The other cop talked to me a bit, saying that he “gets to miss traffic court because of this.” I told him that “I get to miss work so it worked out for both of us.” I thanked them sincerely for helping me and the traffic court cop said something to the effect of “hey, that’s what we do, even if everybody hates us for it…” There are times for a nuanced discussion of police brutality. They’re different from the times when you’re nodding on an IV full of painkillers.
I was told that the x rays came back negative, that they’d keep me for another hour before I could be discharged to my own care with a follow up appointment in a few days. My shirt had been ripped to shreds so they insisted on giving me a hospital vest to wear when I left. It didn’t really occur to me how much a shirtless man with open wounds walking around in public would disturb people. As a New Yorker I’ve certainly ignored worse. One of the pedestrians who had lifted the car up off me earlier came by to check up on me. I thanked him again and we took a picture together that got me a lot of likes on Facebook.
As I lay on my gurney waiting to be discharged I had had lots of time to think. Having just had a near death experience the old trope of wanting to change everything and live life differently after seemed to be true, it just didn’t last nearly as long as fiction led me to believe. Even Tony Soprano got a good two or three episodes where he tried to change his behavior before reverting to who he truly was at his core.

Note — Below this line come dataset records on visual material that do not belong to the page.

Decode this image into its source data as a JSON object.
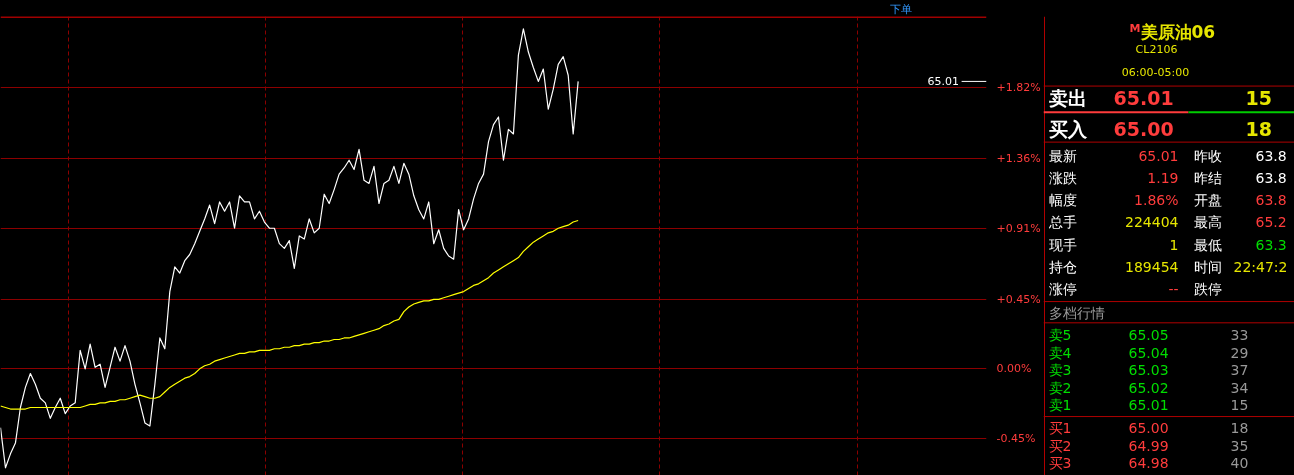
{
  "chart_data": {
    "type": "line",
    "categories": [
      null,
      null,
      null,
      null,
      null,
      null,
      null,
      null,
      null,
      null,
      null,
      null,
      null,
      null,
      null,
      null,
      null,
      null,
      null,
      null,
      null,
      null,
      null,
      null,
      null,
      null,
      null,
      null,
      null,
      null,
      null,
      null,
      null,
      null,
      null,
      null,
      null,
      null,
      null,
      null,
      null,
      null,
      null,
      null,
      null,
      null,
      null,
      null,
      null,
      null,
      null,
      null,
      null,
      null,
      null,
      null,
      null,
      null,
      null,
      null,
      null,
      null,
      null,
      null,
      null,
      null,
      null,
      null,
      null,
      null,
      null,
      null,
      null,
      null,
      null,
      null,
      null,
      null,
      null,
      null,
      null,
      null,
      null,
      null,
      null,
      null,
      null,
      null,
      null,
      null,
      null,
      null,
      null,
      null,
      null,
      null,
      null,
      null,
      null,
      null,
      null,
      null,
      null,
      null,
      null,
      null,
      null,
      null,
      null,
      null,
      null,
      null,
      null,
      null,
      null,
      null,
      null,
      null,
      null,
      null,
      null,
      null,
      null,
      null,
      null,
      null,
      null,
      null,
      null,
      null,
      null,
      null,
      null,
      null,
      null,
      null,
      null,
      null,
      null,
      null,
      null,
      null,
      null,
      null,
      null,
      null,
      null,
      null,
      null,
      null,
      null,
      null,
      null,
      null,
      null,
      null,
      null,
      null,
      null,
      null,
      null,
      null,
      null,
      null,
      null,
      null,
      null,
      null,
      null,
      null,
      null,
      null,
      null,
      null,
      null,
      null,
      null,
      null,
      null,
      null,
      null,
      null,
      null,
      null,
      null,
      null,
      null,
      null,
      null,
      null,
      null,
      null,
      null,
      null,
      null,
      null,
      null,
      null,
      null
    ],
    "ylim": [
      -0.69,
      2.28
    ],
    "yticks": [
      {
        "value": 1.82,
        "label": "+1.82%"
      },
      {
        "value": 1.36,
        "label": "+1.36%"
      },
      {
        "value": 0.91,
        "label": "+0.91%"
      },
      {
        "value": 0.45,
        "label": "+0.45%"
      },
      {
        "value": 0.0,
        "label": "0.00%"
      },
      {
        "value": -0.45,
        "label": "-0.45%"
      }
    ],
    "tick_labels": "y",
    "grid": true,
    "line_style": "solid",
    "series": [
      {
        "color": "#ffffff",
        "values": [
          -0.38,
          -0.64,
          -0.55,
          -0.48,
          -0.25,
          -0.12,
          -0.03,
          -0.1,
          -0.19,
          -0.22,
          -0.32,
          -0.25,
          -0.19,
          -0.29,
          -0.24,
          -0.22,
          0.12,
          0.0,
          0.16,
          0.01,
          0.03,
          -0.12,
          0.01,
          0.14,
          0.05,
          0.15,
          0.05,
          -0.1,
          -0.22,
          -0.35,
          -0.37,
          -0.1,
          0.2,
          0.13,
          0.5,
          0.66,
          0.62,
          0.7,
          0.74,
          0.81,
          0.89,
          0.97,
          1.06,
          0.94,
          1.08,
          1.02,
          1.08,
          0.91,
          1.12,
          1.08,
          1.08,
          0.97,
          1.02,
          0.95,
          0.91,
          0.91,
          0.81,
          0.78,
          0.83,
          0.65,
          0.86,
          0.84,
          0.97,
          0.88,
          0.91,
          1.13,
          1.07,
          1.16,
          1.26,
          1.3,
          1.35,
          1.29,
          1.42,
          1.22,
          1.2,
          1.31,
          1.07,
          1.2,
          1.22,
          1.31,
          1.2,
          1.33,
          1.26,
          1.12,
          1.03,
          0.97,
          1.08,
          0.81,
          0.9,
          0.78,
          0.73,
          0.71,
          1.03,
          0.9,
          0.97,
          1.1,
          1.2,
          1.26,
          1.47,
          1.58,
          1.63,
          1.35,
          1.55,
          1.52,
          2.03,
          2.2,
          2.05,
          1.95,
          1.86,
          1.94,
          1.68,
          1.81,
          1.97,
          2.02,
          1.9,
          1.52,
          1.86,
          null,
          null,
          null,
          null,
          null,
          null,
          null,
          null,
          null,
          null,
          null,
          null,
          null,
          null,
          null,
          null,
          null,
          null,
          null,
          null,
          null,
          null,
          null,
          null,
          null,
          null,
          null,
          null,
          null,
          null,
          null,
          null,
          null,
          null,
          null,
          null,
          null,
          null,
          null,
          null,
          null,
          null,
          null,
          null,
          null,
          null,
          null,
          null,
          null,
          null,
          null,
          null,
          null,
          null,
          null,
          null,
          null,
          null,
          null,
          null,
          null,
          null,
          null,
          null,
          null,
          null,
          null,
          null,
          null,
          null,
          null,
          null,
          null,
          null,
          null,
          null,
          null,
          null,
          null,
          null,
          null,
          null
        ]
      },
      {
        "color": "#ffff00",
        "values": [
          -0.24,
          -0.25,
          -0.26,
          -0.26,
          -0.26,
          -0.26,
          -0.25,
          -0.25,
          -0.25,
          -0.25,
          -0.25,
          -0.25,
          -0.25,
          -0.25,
          -0.25,
          -0.25,
          -0.25,
          -0.24,
          -0.23,
          -0.23,
          -0.22,
          -0.22,
          -0.21,
          -0.21,
          -0.2,
          -0.2,
          -0.19,
          -0.18,
          -0.17,
          -0.18,
          -0.19,
          -0.19,
          -0.18,
          -0.15,
          -0.12,
          -0.1,
          -0.08,
          -0.06,
          -0.05,
          -0.03,
          0.0,
          0.02,
          0.03,
          0.05,
          0.06,
          0.07,
          0.08,
          0.09,
          0.1,
          0.1,
          0.11,
          0.11,
          0.12,
          0.12,
          0.12,
          0.13,
          0.13,
          0.14,
          0.14,
          0.15,
          0.15,
          0.16,
          0.16,
          0.17,
          0.17,
          0.18,
          0.18,
          0.19,
          0.19,
          0.2,
          0.2,
          0.21,
          0.22,
          0.23,
          0.24,
          0.25,
          0.26,
          0.28,
          0.29,
          0.31,
          0.32,
          0.37,
          0.4,
          0.42,
          0.43,
          0.44,
          0.44,
          0.45,
          0.45,
          0.46,
          0.47,
          0.48,
          0.49,
          0.5,
          0.52,
          0.54,
          0.55,
          0.57,
          0.59,
          0.62,
          0.64,
          0.66,
          0.68,
          0.7,
          0.72,
          0.76,
          0.79,
          0.82,
          0.84,
          0.86,
          0.88,
          0.89,
          0.91,
          0.92,
          0.93,
          0.95,
          0.96,
          null,
          null,
          null,
          null,
          null,
          null,
          null,
          null,
          null,
          null,
          null,
          null,
          null,
          null,
          null,
          null,
          null,
          null,
          null,
          null,
          null,
          null,
          null,
          null,
          null,
          null,
          null,
          null,
          null,
          null,
          null,
          null,
          null,
          null,
          null,
          null,
          null,
          null,
          null,
          null,
          null,
          null,
          null,
          null,
          null,
          null,
          null,
          null,
          null,
          null,
          null,
          null,
          null,
          null,
          null,
          null,
          null,
          null,
          null,
          null,
          null,
          null,
          null,
          null,
          null,
          null,
          null,
          null,
          null,
          null,
          null,
          null,
          null,
          null,
          null,
          null,
          null,
          null,
          null,
          null,
          null,
          null
        ]
      }
    ],
    "annotations": [
      "下单",
      "65.01",
      "M",
      "美原油06",
      "CL2106",
      "06:00-05:00",
      "卖出",
      "65.01",
      "15",
      "买入",
      "65.00",
      "18",
      "最新",
      "65.01",
      "昨收",
      "63.8",
      "涨跌",
      "1.19",
      "昨结",
      "63.8",
      "幅度",
      "1.86%",
      "开盘",
      "63.8",
      "总手",
      "224404",
      "最高",
      "65.2",
      "现手",
      "1",
      "最低",
      "63.3",
      "持仓",
      "189454",
      "时间",
      "22:47:2",
      "涨停",
      "--",
      "跌停",
      "多档行情",
      "卖5",
      "65.05",
      "33",
      "卖4",
      "65.04",
      "29",
      "卖3",
      "65.03",
      "37",
      "卖2",
      "65.02",
      "34",
      "卖1",
      "65.01",
      "15",
      "买1",
      "65.00",
      "18",
      "买2",
      "64.99",
      "35",
      "买3",
      "64.98",
      "40"
    ]
  }
}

I did think about my comedy career, about what I needed to do to get where I wanted to be. How I should start making myself hang out at clubs and shows every night no matter how tired I am from work. How I should quit smoking pot again. The usual “no more wasted moments” fluff. But as I waited during that last hour I quickly became bored. One of the nurses had put my phone and other possessions in a bag which lay below my gurney. With moderate pain I was able to fish my hand down below until I successfully retrieved my prize. I immediately logged onto Facebook and I began to scroll through a million dull status updates as I searched for the occasional chuckle, bikini pic, and friendship ending political argument. Before long I had begun to waste time again and it felt normal and familiar.
I was alive and the same. For better or for worse.